Resta saber se os dispositivos gerais se aplicam ao mandado de segurança, tendo em vista que já existem precedentes[2], inclusive em RE com repercussão geral, consagrando que neste procedimento a desistência é livre.

Contudo, deve existir um limite máximo para o pedido de desistência no MS, à semelhança do previsto no art. 485, §5º, do CPC? Não se pode esquecer que foi provocado o sistema jurisdicional e autorizar, indefinidamente, a substituição de decisão meritória por homologação de desistência, poderá colocar em risco a própria credibilidade da atuação estatal, permitindo a escolha, pelo impetrante, do melhor de dois mundos (a concessão da segurança e, se não ocorrer, a desistência da demanda e futura provocação de nova prestação jurisdicional, com procedimento comum).

No STJ existem julgados, mais antigos, no sentido de que o limite máximo para a apresentação do pedido de desistência é a decisão de mérito, senão vejamos:

“Processual civil. Mandado de segurança. Prolação de sentença. Pedido de desistência. Homologação. Impossibilidade. 1. Após a prolação de sentença em mandado de segurança, incabível a homologação de pedido de desistência da ação. 2. Recurso provido”(RESp 550.770 Rel. Min. João Otávio de Noronha – J. em 24.10.06 – Dje de 04.12.06).

“Tributário. Processual civil. Mandado de segurança. Desistência. Agravo regimental. Somente cabível no Recurso Especial. 1. O pedido de desistência do mandado de segurança, sem a anuência da parte adversa, somente é possível antes da prolação da sentença. Após, cabível é apenas a desistência unilateral do recurso, nos termos do art. 501, do CPC, que também se aplica, nesse caso, ao recurso especial. (REsp 550.770-CE, DJ 4.12.2006) Agravo regimental provido.” (AgRg no REsp 291.059⁄PR, Rel. Min. Humberto Martins – 2ª Turma, J. em 21.06.2007, DJ 24.09.2007 p. 271).

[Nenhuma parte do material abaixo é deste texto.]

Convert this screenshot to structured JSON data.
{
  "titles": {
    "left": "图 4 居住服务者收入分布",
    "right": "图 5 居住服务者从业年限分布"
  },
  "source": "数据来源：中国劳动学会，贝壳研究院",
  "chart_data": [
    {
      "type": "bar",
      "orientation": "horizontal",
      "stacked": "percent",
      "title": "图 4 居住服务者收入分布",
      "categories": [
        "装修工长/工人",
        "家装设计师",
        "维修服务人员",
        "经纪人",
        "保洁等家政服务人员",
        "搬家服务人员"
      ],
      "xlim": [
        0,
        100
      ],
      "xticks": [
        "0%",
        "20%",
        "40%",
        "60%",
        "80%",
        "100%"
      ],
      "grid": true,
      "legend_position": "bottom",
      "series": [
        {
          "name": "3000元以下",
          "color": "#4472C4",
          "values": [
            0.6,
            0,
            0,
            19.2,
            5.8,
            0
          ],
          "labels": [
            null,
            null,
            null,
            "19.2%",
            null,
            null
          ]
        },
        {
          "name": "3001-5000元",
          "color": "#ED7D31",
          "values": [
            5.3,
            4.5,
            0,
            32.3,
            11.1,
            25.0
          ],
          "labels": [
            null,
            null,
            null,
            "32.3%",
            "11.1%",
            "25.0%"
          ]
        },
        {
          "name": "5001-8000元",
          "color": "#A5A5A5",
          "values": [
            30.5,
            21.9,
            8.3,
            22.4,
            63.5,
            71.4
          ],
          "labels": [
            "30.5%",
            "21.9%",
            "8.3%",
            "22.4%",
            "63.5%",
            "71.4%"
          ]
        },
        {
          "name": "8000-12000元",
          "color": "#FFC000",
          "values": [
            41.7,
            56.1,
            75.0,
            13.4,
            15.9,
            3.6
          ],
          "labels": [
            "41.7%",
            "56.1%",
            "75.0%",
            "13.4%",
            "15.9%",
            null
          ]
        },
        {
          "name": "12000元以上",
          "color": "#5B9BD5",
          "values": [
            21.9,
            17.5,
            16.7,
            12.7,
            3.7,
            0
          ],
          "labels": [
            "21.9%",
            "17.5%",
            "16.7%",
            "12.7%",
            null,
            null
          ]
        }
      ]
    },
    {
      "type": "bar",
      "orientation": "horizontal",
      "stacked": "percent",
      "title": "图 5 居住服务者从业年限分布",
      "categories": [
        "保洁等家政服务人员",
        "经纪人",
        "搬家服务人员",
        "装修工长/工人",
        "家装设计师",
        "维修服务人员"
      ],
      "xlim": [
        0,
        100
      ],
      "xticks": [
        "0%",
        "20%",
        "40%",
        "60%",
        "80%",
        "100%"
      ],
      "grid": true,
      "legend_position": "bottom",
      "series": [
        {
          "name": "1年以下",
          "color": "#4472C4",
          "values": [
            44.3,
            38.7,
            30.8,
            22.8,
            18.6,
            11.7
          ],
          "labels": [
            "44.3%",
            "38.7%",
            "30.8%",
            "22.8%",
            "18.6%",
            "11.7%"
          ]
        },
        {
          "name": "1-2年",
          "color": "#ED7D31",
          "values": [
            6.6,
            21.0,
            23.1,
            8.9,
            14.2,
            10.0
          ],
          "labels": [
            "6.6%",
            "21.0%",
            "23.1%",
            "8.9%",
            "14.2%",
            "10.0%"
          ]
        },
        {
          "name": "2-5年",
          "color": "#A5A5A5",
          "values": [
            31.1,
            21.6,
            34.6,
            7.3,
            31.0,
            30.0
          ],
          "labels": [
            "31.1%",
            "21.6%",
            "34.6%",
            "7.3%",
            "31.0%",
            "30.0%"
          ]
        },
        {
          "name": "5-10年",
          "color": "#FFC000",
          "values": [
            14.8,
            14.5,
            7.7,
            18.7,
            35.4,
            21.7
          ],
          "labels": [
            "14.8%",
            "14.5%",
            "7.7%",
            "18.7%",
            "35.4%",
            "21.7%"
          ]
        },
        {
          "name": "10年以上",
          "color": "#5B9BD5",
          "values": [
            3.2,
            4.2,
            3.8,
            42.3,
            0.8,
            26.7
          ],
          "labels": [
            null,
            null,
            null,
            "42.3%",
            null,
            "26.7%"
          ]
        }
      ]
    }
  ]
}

“Processual civil. Agravo regimental. Mandado de segurança. Desistência do recurso. 1. Descabida é a homologação de pedido de desistência da ação, nesta instância recursal, mas tão-somente do recurso pois, nos termos do art. 501 do CPC, a parte poderá, a qualquer tempo, sem a anuência do recorrido ou dos litisconsortes, desistir do recurso. 2. Em havendo desistência do recurso inviável é o arbitramento de verba honorária, uma vez que caberá apenas a extinção do procedimento recursal 3-Agravo regimental desprovido.” (AgRg no REsp 543698⁄BA, Rel. Min. Denise Arruda – 1ª Turma, J. em 27.04.2004, DJ 31.05.2004 p. 198).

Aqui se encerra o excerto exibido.